# New Hallowindow Animations! Wait... what? Really? Yeah... mostly!



## Skeletal (Apr 11, 2008)

Hi folks!

It's been a long time since I've been in the old digital decorating game but I've managed to put together some new versions of some of the very first Hallowindow animations I created WAY back in... well, it was a long time ago, believe me. Anyway, those old videos were created at what was Standard Definition at the time (640 x 480 pixels) and I was just starting out with animation. I've learned some tricks since those days so I applied it to *completely rebuilding 4 Classic animations* and making them 4K (3840 x 2160). So it's a big jump. Don't have a 4K projector? That's OK, neither do I! I also include 1080p versions which are still way bigger than the old animations. You can head on over to the New Products section at Hallowindow.com to see previews. And you can also check out the announcement video...
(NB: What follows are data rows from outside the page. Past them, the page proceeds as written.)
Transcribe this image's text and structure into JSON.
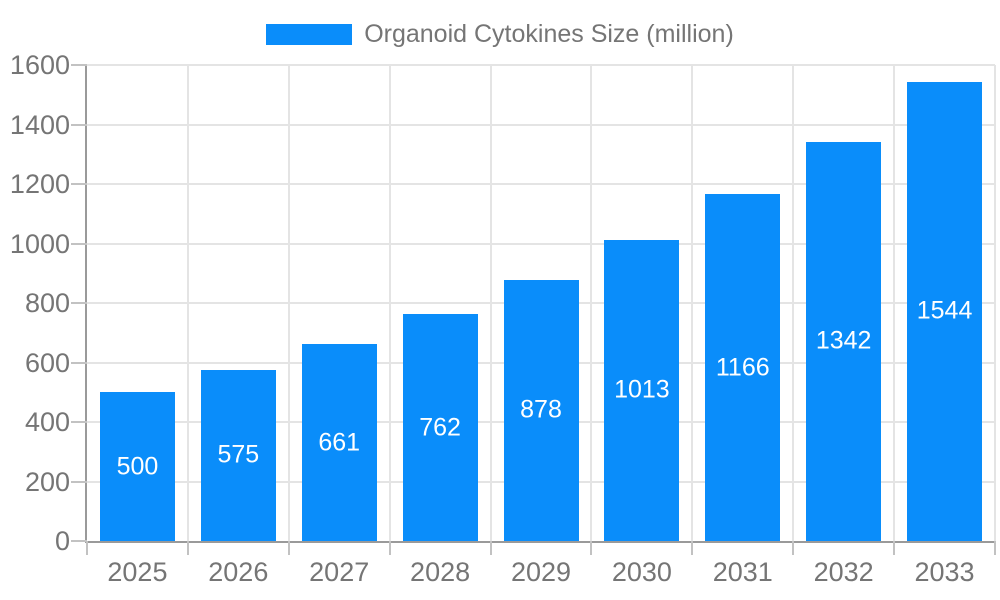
{
  "legend": {
    "label": "Organoid Cytokines Size (million)"
  },
  "chart_data": {
    "type": "bar",
    "title": "Organoid Cytokines Size (million)",
    "categories": [
      "2025",
      "2026",
      "2027",
      "2028",
      "2029",
      "2030",
      "2031",
      "2032",
      "2033"
    ],
    "series": [
      {
        "name": "Organoid Cytokines Size (million)",
        "values": [
          500,
          575,
          661,
          762,
          878,
          1013,
          1166,
          1342,
          1544
        ]
      }
    ],
    "xlabel": "",
    "ylabel": "",
    "ylim": [
      0,
      1600
    ],
    "yticks": [
      0,
      200,
      400,
      600,
      800,
      1000,
      1200,
      1400,
      1600
    ],
    "grid": true,
    "legend_position": "top-center",
    "value_labels": "inside-center",
    "colors": {
      "bar": "#0a8dfa",
      "grid_line": "#e4e4e4",
      "axis_line": "#9a9a9a",
      "tick_mark": "#c2c2c2",
      "axis_text": "#757575",
      "value_label": "#ffffff",
      "background": "#ffffff"
    }
  }
}
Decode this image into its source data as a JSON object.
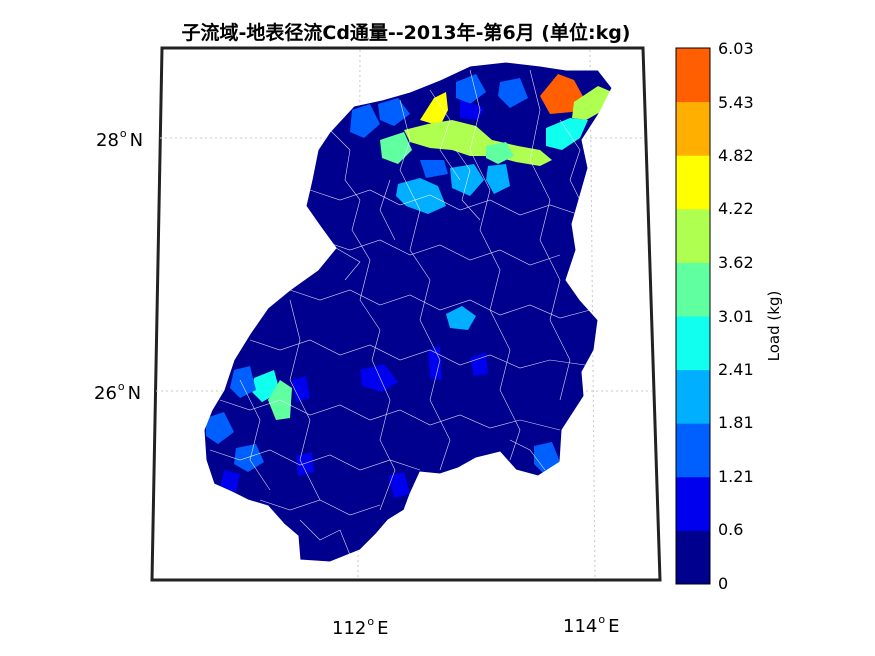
{
  "title": "子流域-地表径流Cd通量--2013年-第6月  (单位:kg)",
  "map": {
    "lat_labels": [
      {
        "value": "28",
        "dir": "N"
      },
      {
        "value": "26",
        "dir": "N"
      }
    ],
    "lon_labels": [
      {
        "value": "112",
        "dir": "E"
      },
      {
        "value": "114",
        "dir": "E"
      }
    ],
    "background_color": "#00008F",
    "boundary_color": "#FFFFFF",
    "frame_color": "#222222"
  },
  "colorbar": {
    "label": "Load (kg)",
    "ticks": [
      "6.03",
      "5.43",
      "4.82",
      "4.22",
      "3.62",
      "3.01",
      "2.41",
      "1.81",
      "1.21",
      "0.6",
      "0"
    ],
    "colors": [
      "#00008F",
      "#0000EF",
      "#005FFF",
      "#00AFFF",
      "#10FFEF",
      "#60FF9F",
      "#AFFF50",
      "#FFFF00",
      "#FFAF00",
      "#FF5F00"
    ]
  }
}
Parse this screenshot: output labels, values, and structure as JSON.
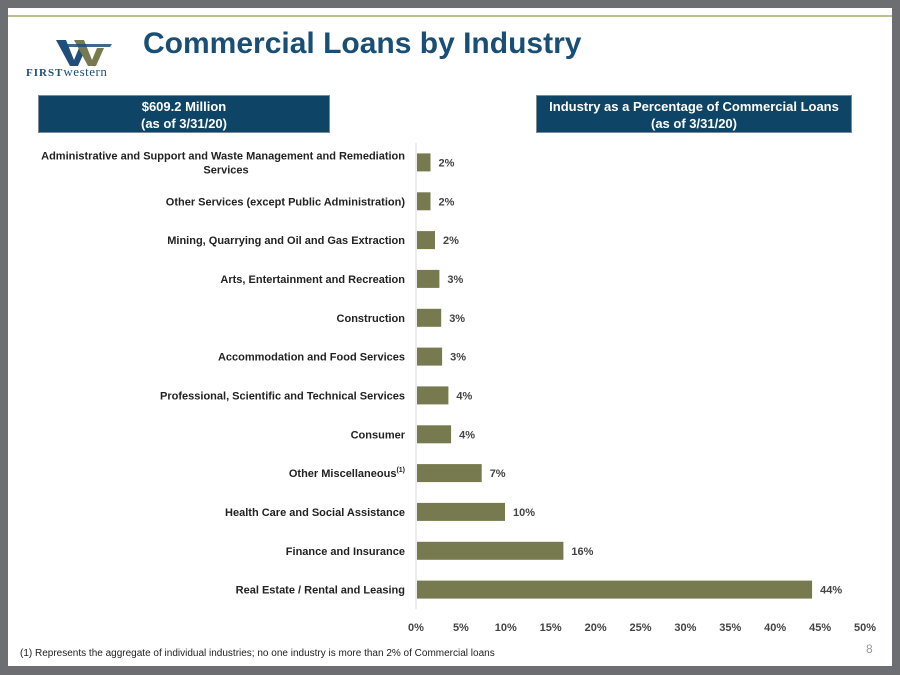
{
  "title": "Commercial Loans by Industry",
  "logo": {
    "first": "FIRST",
    "western": "western"
  },
  "box_left": {
    "line1": "$609.2 Million",
    "line2": "(as of 3/31/20)"
  },
  "box_right": {
    "line1": "Industry as a Percentage of Commercial Loans",
    "line2": "(as of 3/31/20)"
  },
  "footnote": "(1)    Represents the aggregate of  individual industries; no one industry is more than 2% of Commercial loans",
  "page_number": "8",
  "colors": {
    "bar": "#77794f",
    "title": "#1a4f75",
    "box": "#0e4566"
  },
  "chart_data": {
    "type": "bar",
    "orientation": "horizontal",
    "categories": [
      [
        "Administrative and Support and Waste Management and Remediation",
        "Services"
      ],
      [
        "Other Services (except Public Administration)"
      ],
      [
        "Mining, Quarrying and Oil and Gas Extraction"
      ],
      [
        "Arts, Entertainment and Recreation"
      ],
      [
        "Construction"
      ],
      [
        "Accommodation and Food Services"
      ],
      [
        "Professional, Scientific and Technical Services"
      ],
      [
        "Consumer"
      ],
      [
        "Other Miscellaneous"
      ],
      [
        "Health Care and Social Assistance"
      ],
      [
        "Finance and Insurance"
      ],
      [
        "Real Estate / Rental and Leasing"
      ]
    ],
    "category_superscripts": [
      "",
      "",
      "",
      "",
      "",
      "",
      "",
      "",
      "(1)",
      "",
      "",
      ""
    ],
    "values": [
      1.5,
      1.5,
      2.0,
      2.5,
      2.7,
      2.8,
      3.5,
      3.8,
      7.2,
      9.8,
      16.3,
      44.0
    ],
    "data_labels": [
      "2%",
      "2%",
      "2%",
      "3%",
      "3%",
      "3%",
      "4%",
      "4%",
      "7%",
      "10%",
      "16%",
      "44%"
    ],
    "xlim": [
      0,
      50
    ],
    "x_ticks": [
      0,
      5,
      10,
      15,
      20,
      25,
      30,
      35,
      40,
      45,
      50
    ],
    "x_tick_labels": [
      "0%",
      "5%",
      "10%",
      "15%",
      "20%",
      "25%",
      "30%",
      "35%",
      "40%",
      "45%",
      "50%"
    ],
    "grid": false,
    "legend": "none"
  }
}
Wishing everyone a wonderful Halloween!!


----------



## Rich B (Sep 23, 2005)

These look amazing, I've always loved your eyeballs! Great to see you back in the game, digital decorating has come a long way and every content provider does things differently and there is plenty of room at the table for everyone!!! 😁


----------



## Skeletal (Apr 11, 2008)

Thanks @Rich B ! Fun to be back!


----------